El nombre del Yo [Je], o decir que no al
todo
Lacan el Judío, la expresión no tiene ninguna significación, pero
tiene un sentido. Para todo lugar en donde vale el trípode de Vincent de
Lérins –y repito que vale más allá del espacio europeo y el espacio
cristiano- me tomo la libertad, por un breve y provisorio instante, de
llamar Judío a aquel que dice que no al trípode. A él determinar
después si ese nombre que le doy, lo ha recibido de sus padres. Si no es
así, que de esto no haga misterio y no juegue al soldadito humanitario; que
él diga muy simplemente Yo no soy judío. Su Yo [Je], por sí
solo, alcanza para atestiguar que él ha rechazado el axioma de Lérins, el
teorema de Tácito, el lema de Petrarca, tanto en sus versiones adornadas o
en sus inmundas. Y si lo ha recibido de sus padres, le pertenece buscar su
modo de ser judío: negación, afirmación, interrogación.
Lacan el Judío es aquel que dice Yo no soy judío.

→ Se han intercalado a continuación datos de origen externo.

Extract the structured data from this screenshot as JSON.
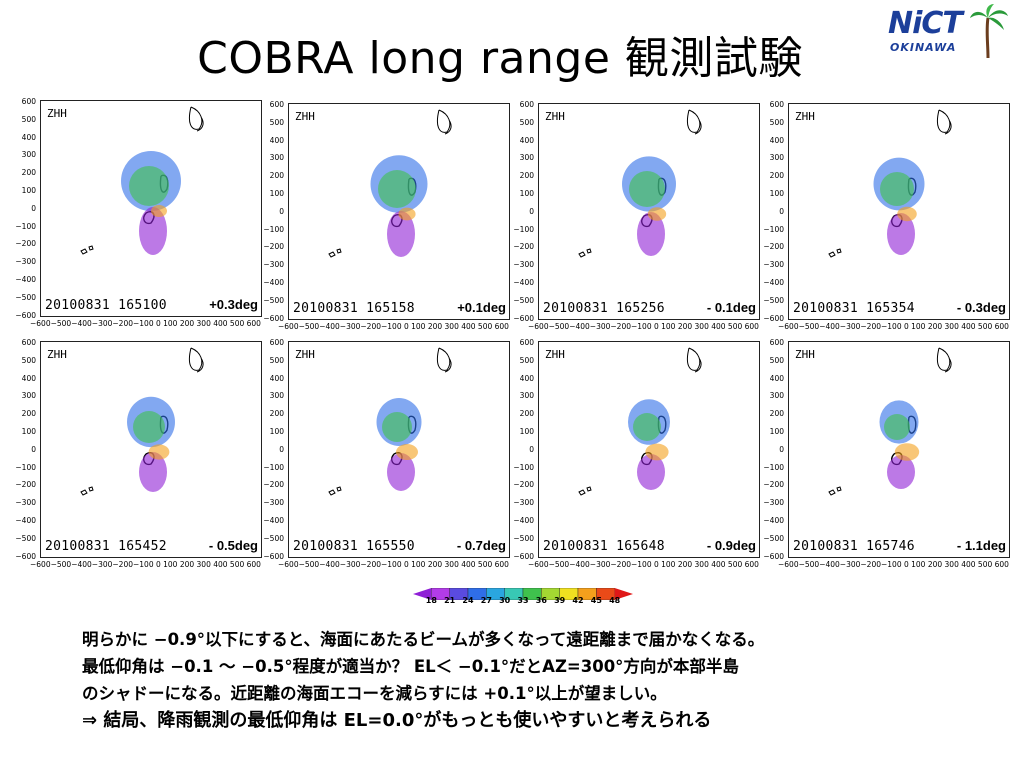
{
  "slide": {
    "title": "COBRA long range 観測試験",
    "logo": {
      "name": "NiCT",
      "sub": "OKINAWA"
    }
  },
  "axes": {
    "y_ticks": [
      "600",
      "500",
      "400",
      "300",
      "200",
      "100",
      "0",
      "−100",
      "−200",
      "−300",
      "−400",
      "−500",
      "−600"
    ],
    "x_ticks": "−600−500−400−300−200−100  0  100 200 300 400 500 600"
  },
  "panels": [
    {
      "product": "ZHH",
      "timestamp": "20100831  165100",
      "elevation": "+0.3deg"
    },
    {
      "product": "ZHH",
      "timestamp": "20100831  165158",
      "elevation": "+0.1deg"
    },
    {
      "product": "ZHH",
      "timestamp": "20100831  165256",
      "elevation": "- 0.1deg"
    },
    {
      "product": "ZHH",
      "timestamp": "20100831  165354",
      "elevation": "- 0.3deg"
    },
    {
      "product": "ZHH",
      "timestamp": "20100831  165452",
      "elevation": "- 0.5deg"
    },
    {
      "product": "ZHH",
      "timestamp": "20100831  165550",
      "elevation": "- 0.7deg"
    },
    {
      "product": "ZHH",
      "timestamp": "20100831  165648",
      "elevation": "- 0.9deg"
    },
    {
      "product": "ZHH",
      "timestamp": "20100831  165746",
      "elevation": "- 1.1deg"
    }
  ],
  "colorbar": {
    "labels": [
      "18",
      "21",
      "24",
      "27",
      "30",
      "33",
      "36",
      "39",
      "42",
      "45",
      "48"
    ],
    "colors": [
      "#8f1fd6",
      "#b23ce8",
      "#5a4be0",
      "#2f6ee8",
      "#2aa6e0",
      "#38c8b4",
      "#3fc24d",
      "#a4d832",
      "#f0e020",
      "#f4a01c",
      "#ea4a18",
      "#e01818"
    ]
  },
  "notes": {
    "line1": "明らかに −0.9°以下にすると、海面にあたるビームが多くなって遠距離まで届かなくなる。",
    "line2": "最低仰角は −0.1 〜 −0.5°程度が適当か？  EL＜ −0.1°だとAZ=300°方向が本部半島",
    "line3": "のシャドーになる。近距離の海面エコーを減らすには +0.1°以上が望ましい。",
    "conclusion": "⇒ 結局、降雨観測の最低仰角は EL=0.0°がもっとも使いやすいと考えられる"
  }
}
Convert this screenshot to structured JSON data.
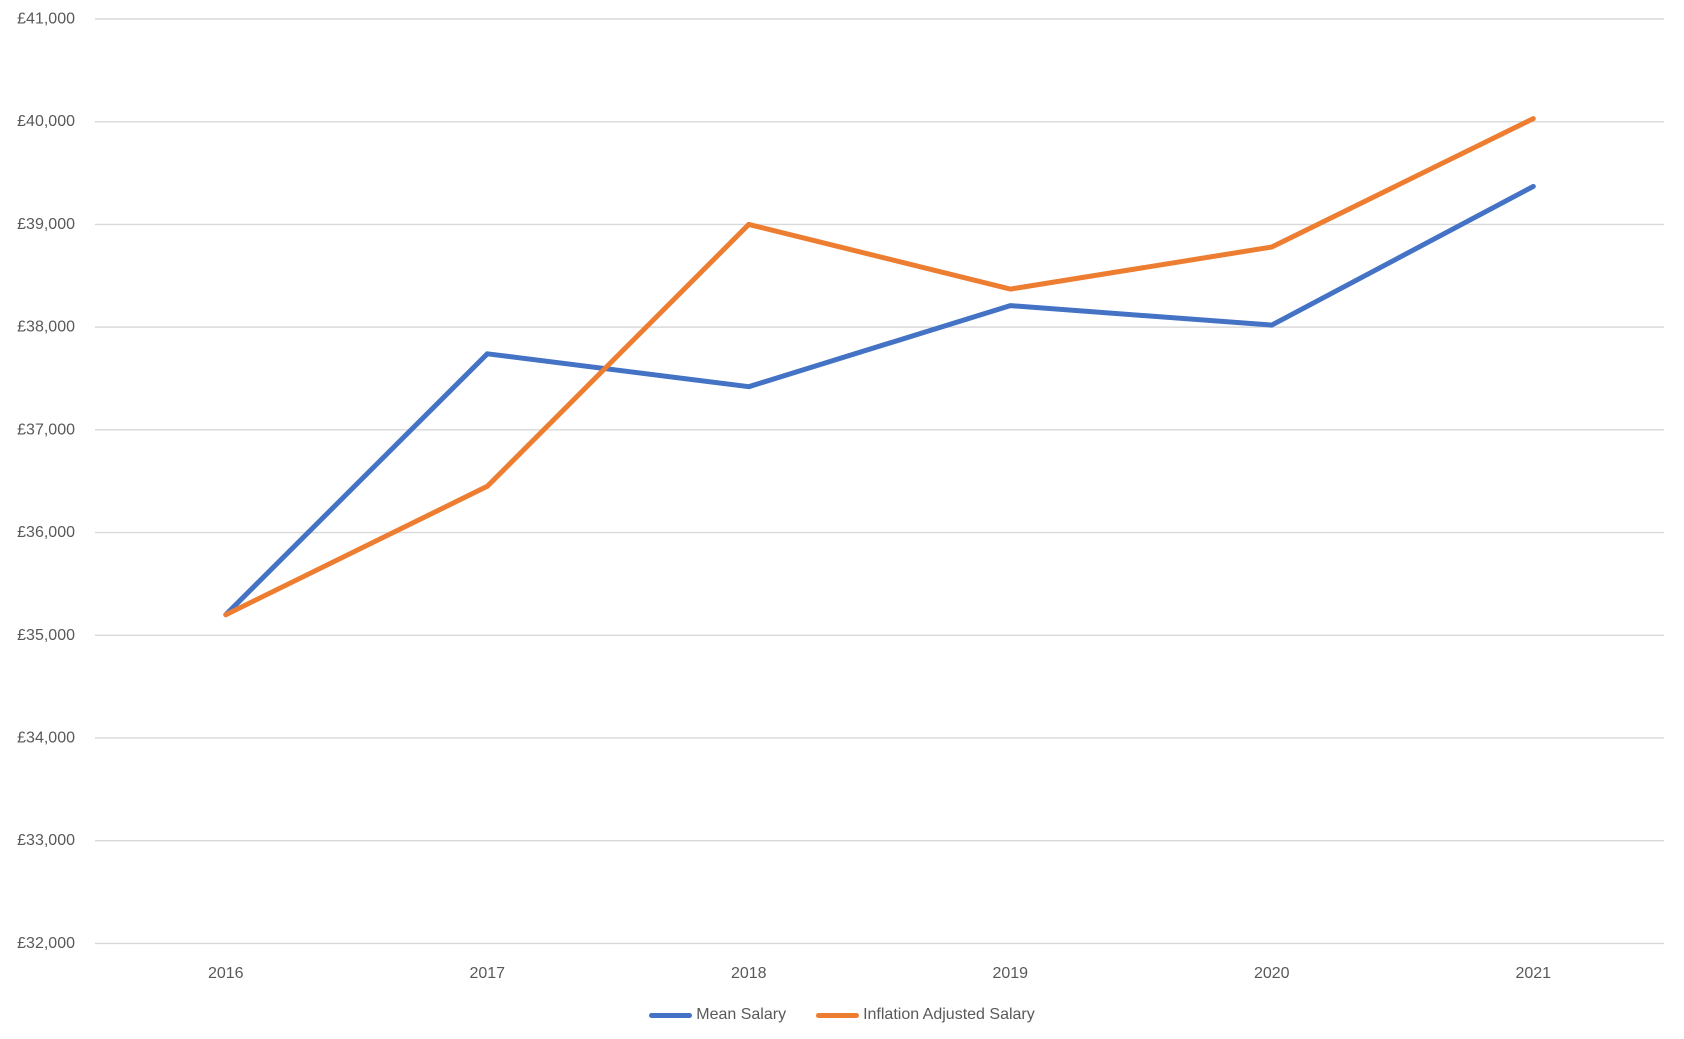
{
  "chart_data": {
    "type": "line",
    "title": "",
    "categories": [
      "2016",
      "2017",
      "2018",
      "2019",
      "2020",
      "2021"
    ],
    "series": [
      {
        "name": "Mean Salary",
        "color": "#4472C4",
        "values": [
          35200,
          37740,
          37420,
          38210,
          38020,
          39370
        ]
      },
      {
        "name": "Inflation Adjusted Salary",
        "color": "#ED7D31",
        "values": [
          35200,
          36450,
          39000,
          38370,
          38780,
          40030
        ]
      }
    ],
    "xlabel": "",
    "ylabel": "",
    "ylim": [
      32000,
      41000
    ],
    "ytick_step": 1000,
    "ytick_prefix": "£",
    "ytick_labels": [
      "£32,000",
      "£33,000",
      "£34,000",
      "£35,000",
      "£36,000",
      "£37,000",
      "£38,000",
      "£39,000",
      "£40,000",
      "£41,000"
    ],
    "grid": "horizontal",
    "legend_position": "bottom",
    "axis_text_color": "#595959",
    "gridline_color": "#D9D9D9",
    "background_color": "#FFFFFF"
  }
}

Porque siendo aquel que dice Yo no soy judío, es también el que dice
la verdad no se dice toda, justo después de haber embragado la
verdad sobre el Yo [Je]: “Yo digo siempre la verdad” – a comprender
como: la verdad habla siempre en primera persona. O, por transformación
formal: “yo [moi] la verdad, hablo”[4]. Antes mismo de haber enunciado
algunas de estas logia, había dado de esto una ilustración
dramática. Quien ha leído “Kant con Sade” se acuerda de las objeciones que
Lacan levanta frente a un célebre apólogo kantiano. En la Crítica de
la razón práctica, Kant pone en escena un sujeto cuyo príncipe exige
que haga un falso testimonio contra un hombre honesto. Lacan presta a este
sujeto de la experiencia, que él califica de ilote, una cuestión
dirigida al filósofo: “él le preguntará si por azar sería su deber dar un
testimonio verdadero, en el caso en que ese fuera el medio por el cual el
tirano pudiera satisfacer su deseo. ¿Debería decir que el inocente es un
Judío por ejemplo, si él lo es verdaderamente, delante de un tribunal, se
ha visto esto, quien encuentra ahí materia a censurar […]?” Lacan continúa:
“Se puede erigir en deber la máxima de contradecir el deseo del tirano, si
el tirano es aquel que se arroga el poder de avasallar el deseo del
Otro”[5].
Así se entiende por retroacción la dimensión
terminante de la proposición aparentemente constatativa: La verdad no se
dice toda. Esta no puede materialmente decirse toda y, puesto que no
puede, no debe decirse toda. El Tu debes, entonces tu puedes kantiano,
se revierte en Tu no puedes, entonces tu no debes. Si por imposible,
la verdad, una sola vez, se dijera toda, un nombre siempre serviría de
pasto para el tirano. Para ilustrar su proposición, Lacan eligió el nombre
judío; eligió también el caso del ateo y el del disidente de un partido.
Sea, concedo que él no reservaba al nombre judío una suerte particular,
entre las que los poderosos acusan. Pero en esto, justamente, escapaba a
las trampas de la puesta en excepción, en tanto que él no había todavía
desmontado los resortes de la misma. Mora, en su propio apólogo, un
alboroto silencioso que estalla en las orejas de los fieles del todo.
Familiares o no de Tácito, de Vincent de Lérins o de Petrarca, les va a
costar ingeniárselas para multiplicar los acúfenos para cubrir el ruido
inoportuno; no sufrirán menos en oír estas simples palabras, en este orden
y no en otro: “el inocente es un Judío”.